A Systematic Approach for Studying How Topological Measurements Respond to Complex Networks Modifications
Alexandre Benatti, Roberto M. Cesar, Luciano da F. Costa
TL;DR
The paper tackles the problem of quantifying how a diverse set of topological measurements responds to three progressive network modifications (varying size, edge removal, and rewiring) across ER, BA, and GEO models. It introduces a systematic pipeline that generates networks, computes measurements, normalizes features, constructs coincidence similarity networks to relate measurement changes, and applies hierarchical clustering to reveal modular structures in the responses. The key contributions include identifying three functional modules (increasing, decreasing, and other) in measurement changes, showing that ER/BA responses are more similar to each other than to GEO, and demonstrating the utility of a similarity-based framework for visualizing and interpreting measurement sensitivity to network perturbations. This framework provides a versatile tool for assessing robustness of network analyses to sampling and perturbations and can guide measurement selection and model validation in complex network studies.
Abstract
Different types of graphs and complex networks have been characterized, analyzed, and modeled based on measurements of their respective topology. However, the available networks may constitute approximations of the original structure as a consequence of sampling incompleteness, noise, and/or error in the representation of that structure.
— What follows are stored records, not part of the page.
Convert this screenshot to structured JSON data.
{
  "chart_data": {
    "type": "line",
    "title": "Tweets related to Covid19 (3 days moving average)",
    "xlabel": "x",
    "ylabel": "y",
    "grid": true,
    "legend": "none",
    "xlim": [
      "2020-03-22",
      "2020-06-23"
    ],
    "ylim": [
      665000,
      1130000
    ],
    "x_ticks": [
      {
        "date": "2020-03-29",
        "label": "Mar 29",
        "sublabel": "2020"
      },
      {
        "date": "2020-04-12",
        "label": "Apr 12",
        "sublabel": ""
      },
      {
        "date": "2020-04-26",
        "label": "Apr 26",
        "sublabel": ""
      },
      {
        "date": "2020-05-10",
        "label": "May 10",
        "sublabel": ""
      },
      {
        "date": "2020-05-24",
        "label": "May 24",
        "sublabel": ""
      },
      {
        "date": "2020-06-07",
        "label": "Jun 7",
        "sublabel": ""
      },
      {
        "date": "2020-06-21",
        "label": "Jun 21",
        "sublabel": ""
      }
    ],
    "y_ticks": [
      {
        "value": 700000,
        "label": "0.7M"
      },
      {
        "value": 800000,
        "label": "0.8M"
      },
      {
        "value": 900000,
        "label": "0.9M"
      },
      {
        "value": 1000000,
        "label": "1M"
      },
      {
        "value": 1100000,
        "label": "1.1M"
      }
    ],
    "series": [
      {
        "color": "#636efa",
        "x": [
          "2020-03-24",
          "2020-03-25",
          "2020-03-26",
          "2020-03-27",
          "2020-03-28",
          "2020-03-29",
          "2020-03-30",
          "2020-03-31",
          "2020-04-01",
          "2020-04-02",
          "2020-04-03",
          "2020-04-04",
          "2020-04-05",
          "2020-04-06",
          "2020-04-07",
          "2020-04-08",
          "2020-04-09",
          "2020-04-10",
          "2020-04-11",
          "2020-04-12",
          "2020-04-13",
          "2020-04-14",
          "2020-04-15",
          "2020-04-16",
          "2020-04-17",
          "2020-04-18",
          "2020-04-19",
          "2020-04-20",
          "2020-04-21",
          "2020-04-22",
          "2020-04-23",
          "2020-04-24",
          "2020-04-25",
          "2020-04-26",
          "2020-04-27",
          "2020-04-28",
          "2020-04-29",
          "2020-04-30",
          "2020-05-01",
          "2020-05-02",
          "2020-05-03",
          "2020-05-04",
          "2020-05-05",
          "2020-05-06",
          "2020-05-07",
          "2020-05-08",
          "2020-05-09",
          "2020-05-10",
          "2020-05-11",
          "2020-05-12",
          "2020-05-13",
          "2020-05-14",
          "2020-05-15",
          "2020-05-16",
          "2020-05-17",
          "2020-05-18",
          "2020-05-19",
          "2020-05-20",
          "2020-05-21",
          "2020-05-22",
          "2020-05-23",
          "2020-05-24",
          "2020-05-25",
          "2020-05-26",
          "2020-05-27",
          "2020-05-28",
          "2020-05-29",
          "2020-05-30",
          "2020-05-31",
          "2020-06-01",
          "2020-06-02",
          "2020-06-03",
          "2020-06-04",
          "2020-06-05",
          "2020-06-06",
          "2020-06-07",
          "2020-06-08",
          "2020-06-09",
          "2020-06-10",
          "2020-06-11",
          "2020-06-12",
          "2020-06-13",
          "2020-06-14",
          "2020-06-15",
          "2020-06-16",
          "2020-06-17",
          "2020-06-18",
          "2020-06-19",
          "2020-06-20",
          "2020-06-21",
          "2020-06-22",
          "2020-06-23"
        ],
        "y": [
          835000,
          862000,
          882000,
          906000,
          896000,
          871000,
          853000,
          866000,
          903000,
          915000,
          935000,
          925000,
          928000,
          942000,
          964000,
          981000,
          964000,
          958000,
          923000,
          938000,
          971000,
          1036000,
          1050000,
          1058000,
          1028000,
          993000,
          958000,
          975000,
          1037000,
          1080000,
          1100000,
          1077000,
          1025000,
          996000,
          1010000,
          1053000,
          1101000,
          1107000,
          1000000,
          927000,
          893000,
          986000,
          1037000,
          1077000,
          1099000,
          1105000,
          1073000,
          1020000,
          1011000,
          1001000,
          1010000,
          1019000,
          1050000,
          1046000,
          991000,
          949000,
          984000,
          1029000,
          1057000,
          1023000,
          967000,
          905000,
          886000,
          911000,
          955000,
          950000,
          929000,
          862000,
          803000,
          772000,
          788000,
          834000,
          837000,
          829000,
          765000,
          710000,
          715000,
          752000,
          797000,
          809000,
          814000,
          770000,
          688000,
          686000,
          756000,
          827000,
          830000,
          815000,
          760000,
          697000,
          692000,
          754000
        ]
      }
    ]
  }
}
Therefore, it becomes of particular interest to quantify how successive modifications may impact a set of adopted topological measurements, and how respectively undergone changes can be interrelated, which has been addressed in this paper by considering similarity networks and hierarchical clustering approaches. These studies are developed respectively to several topological measurements (accessibility, degree, hierarchical degree, clustering coefficient, betweenness centrality, assortativity, and average shortest path) calculated from complex networks of three main types (Erdős-Rényi, Barabási-Albert, and geographical) with varying sizes or subjected to progressive edge removal or rewiring. The coincidence similarity index, which can implement particularly strict comparisons, is adopted for two main purposes: to quantify and visualize how the considered topological measurements respond to the considered network alterations and to represent hierarchically the relationships between the observed changes undergone by the considered topological measurements. Several results are reported and discussed, including the identification of three types of topological changes taking place as a consequence of the modifications. In addition, the changes observed for the Erdős-Rényi and Barabási-Albert networks resulted mutually more similarly affected by topological changes than for the geometrical networks. The latter type of network has been identified to have more heterogeneous topological features than the other two types of networks.